Mastering Hyponatremia: A Physiology Based Approach

Hyponatremia is easier to manage when you understand the physiology. In this Nephrology Notebook lecture, we review a practical approach to hyponatremia using tonicity, effective arterial blood volume, vasopressin physiology, urine osmolality, urine sodium, and correction safety. Topics include hypotonic hyponatremia, pseudohyponatremia, hyperglycemia related hyponatremia, hypovolemic hyponatremia, thiazide induced hyponatremia, hypervolemic hyponatremia, S I A D, low solute intake, emergency hypertonic saline, the SALSA trial, oral urea, vaptans, osmotic demyelination syndrome, correction ceilings, proactive desmopressin clamp, and reactive relowering with dextrose five percent in water.
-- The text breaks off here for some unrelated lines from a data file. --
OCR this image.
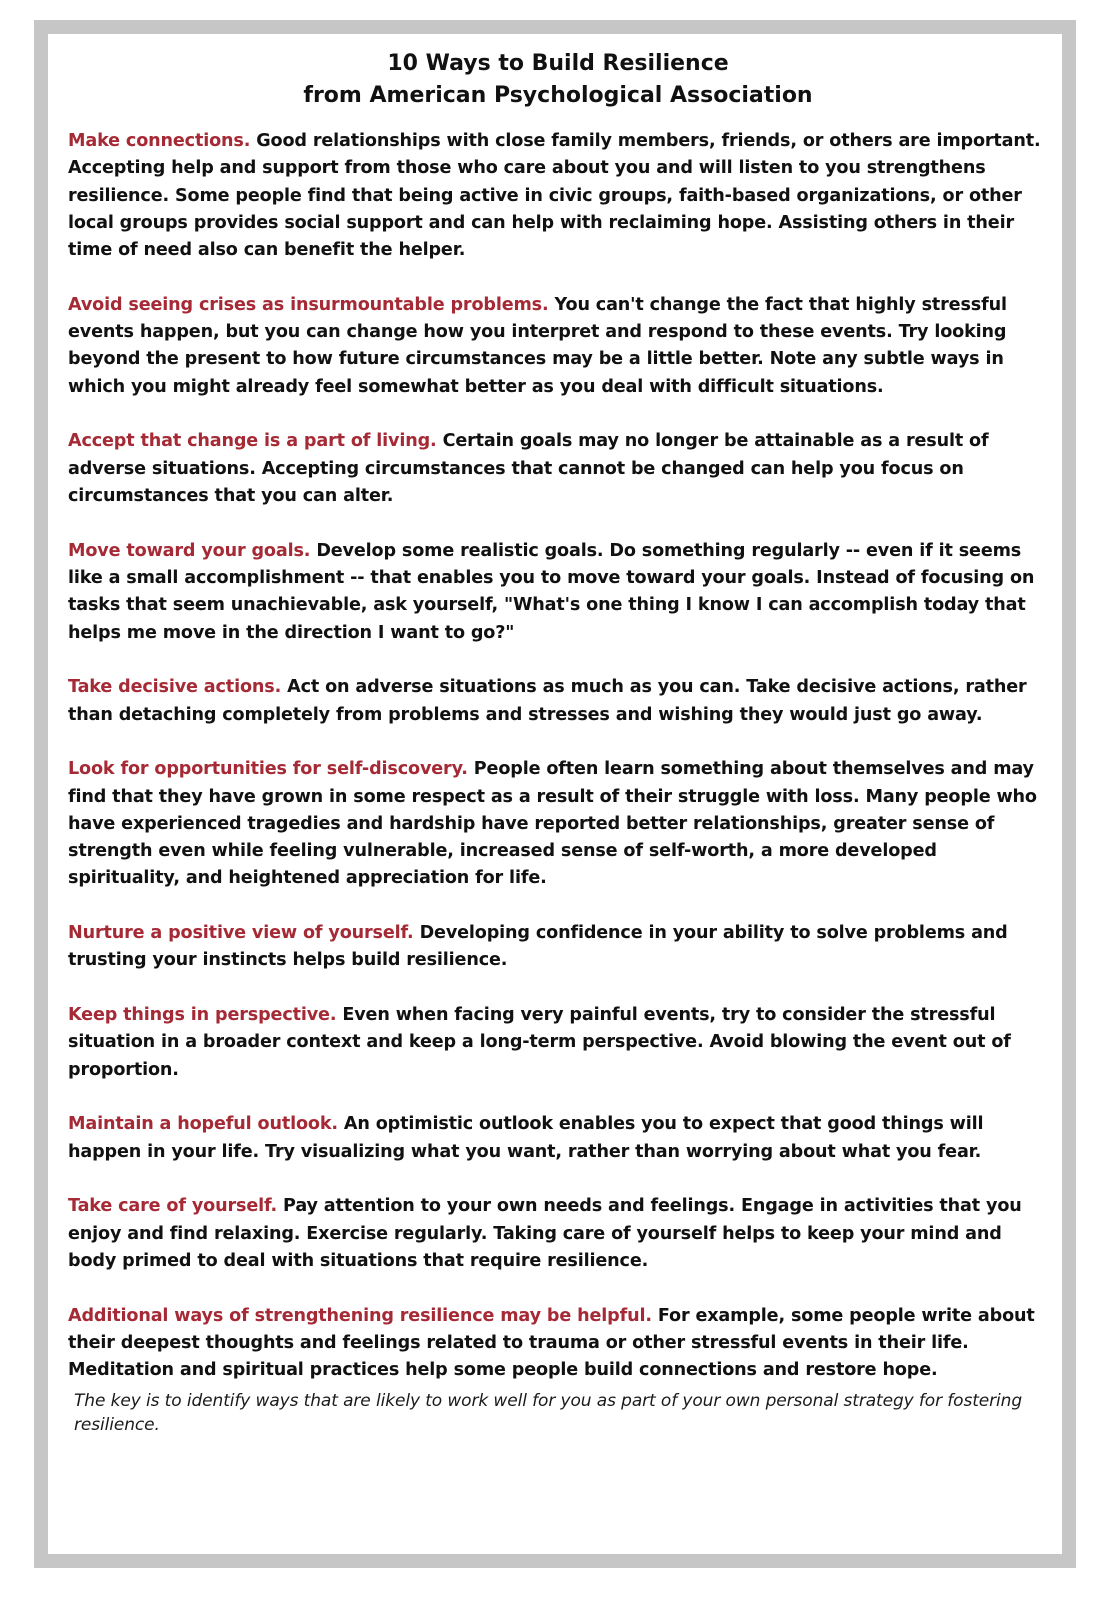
10 Ways to Build Resilience
from American Psychological Association
Make connections. Good relationships with close family members, friends, or others are important. Accepting help and support from those who care about you and will listen to you strengthens resilience. Some people find that being active in civic groups, faith-based organizations, or other local groups provides social support and can help with reclaiming hope. Assisting others in their time of need also can benefit the helper.
Avoid seeing crises as insurmountable problems. You can't change the fact that highly stressful events happen, but you can change how you interpret and respond to these events. Try looking beyond the present to how future circumstances may be a little better. Note any subtle ways in which you might already feel somewhat better as you deal with difficult situations.
Accept that change is a part of living. Certain goals may no longer be attainable as a result of adverse situations. Accepting circumstances that cannot be changed can help you focus on circumstances that you can alter.
Move toward your goals. Develop some realistic goals. Do something regularly -- even if it seems like a small accomplishment -- that enables you to move toward your goals. Instead of focusing on tasks that seem unachievable, ask yourself, "What's one thing I know I can accomplish today that helps me move in the direction I want to go?"
Take decisive actions. Act on adverse situations as much as you can. Take decisive actions, rather than detaching completely from problems and stresses and wishing they would just go away.
Look for opportunities for self-discovery. People often learn something about themselves and may find that they have grown in some respect as a result of their struggle with loss. Many people who have experienced tragedies and hardship have reported better relationships, greater sense of strength even while feeling vulnerable, increased sense of self-worth, a more developed spirituality, and heightened appreciation for life.
Nurture a positive view of yourself. Developing confidence in your ability to solve problems and trusting your instincts helps build resilience.
Keep things in perspective. Even when facing very painful events, try to consider the stressful situation in a broader context and keep a long-term perspective. Avoid blowing the event out of proportion.
Maintain a hopeful outlook. An optimistic outlook enables you to expect that good things will happen in your life. Try visualizing what you want, rather than worrying about what you fear.
Take care of yourself. Pay attention to your own needs and feelings. Engage in activities that you enjoy and find relaxing. Exercise regularly. Taking care of yourself helps to keep your mind and body primed to deal with situations that require resilience.
Additional ways of strengthening resilience may be helpful. For example, some people write about their deepest thoughts and feelings related to trauma or other stressful events in their life. Meditation and spiritual practices help some people build connections and restore hope.

The key is to identify ways that are likely to work well for you as part of your own personal strategy for fostering resilience.
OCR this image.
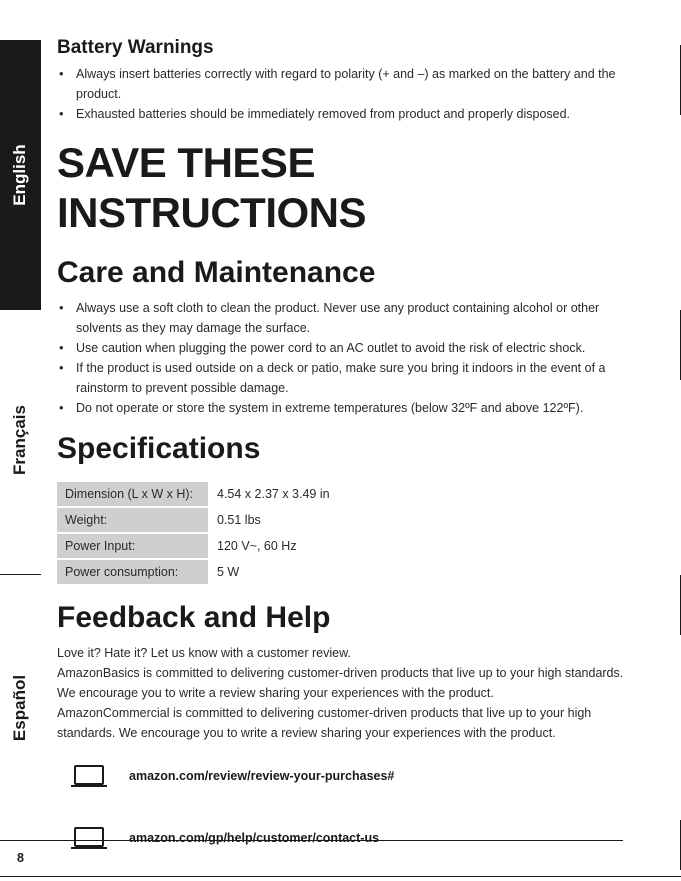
English
Français
Español
Battery Warnings
• Always insert batteries correctly with regard to polarity (+ and –) as marked on the battery and the product.
• Exhausted batteries should be immediately removed from product and properly disposed.
SAVE THESE INSTRUCTIONS
Care and Maintenance
• Always use a soft cloth to clean the product. Never use any product containing alcohol or other solvents as they may damage the surface.
• Use caution when plugging the power cord to an AC outlet to avoid the risk of electric shock.
• If the product is used outside on a deck or patio, make sure you bring it indoors in the event of a rainstorm to prevent possible damage.
• Do not operate or store the system in extreme temperatures (below 32ºF and above 122ºF).
Specifications
Dimension (L x W x H):	4.54 x 2.37 x 3.49 in
Weight:	0.51 lbs
Power Input:	120 V~, 60 Hz
Power consumption:	5 W
Feedback and Help
Love it? Hate it? Let us know with a customer review.
AmazonBasics is committed to delivering customer-driven products that live up to your high standards. We encourage you to write a review sharing your experiences with the product.
AmazonCommercial is committed to delivering customer-driven products that live up to your high standards. We encourage you to write a review sharing your experiences with the product.
amazon.com/review/review-your-purchases#
amazon.com/gp/help/customer/contact-us
8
This video is intended for interns, residents, fellows, attendings, and other clinicians. Any patient case discussed is hypothetical and used only for educational purposes. Key Points Serum sodium is a concentration, not a direct measurement of total body sodium. A V P, A D H, and vasopressin refer to the same hormone. Serum osmolality tells you whether hyponatremia is truly hypotonic. Urine osmolality tells you whether vasopressin effect is present. Urine sodium helps infer effective arterial blood volume, but diuretics and kidney disease can confound interpretation. Severe neurologic symptoms require symptom driven three percent hypertonic saline. The initial treatment target is usually a rise of about four to six millimoles per liter, not normalization. Overcorrection often happens when vasopressin turns off and aquaresis begins. Desmopressin can be used proactively to control correction or reactively to halt aquaresis during overcorrection.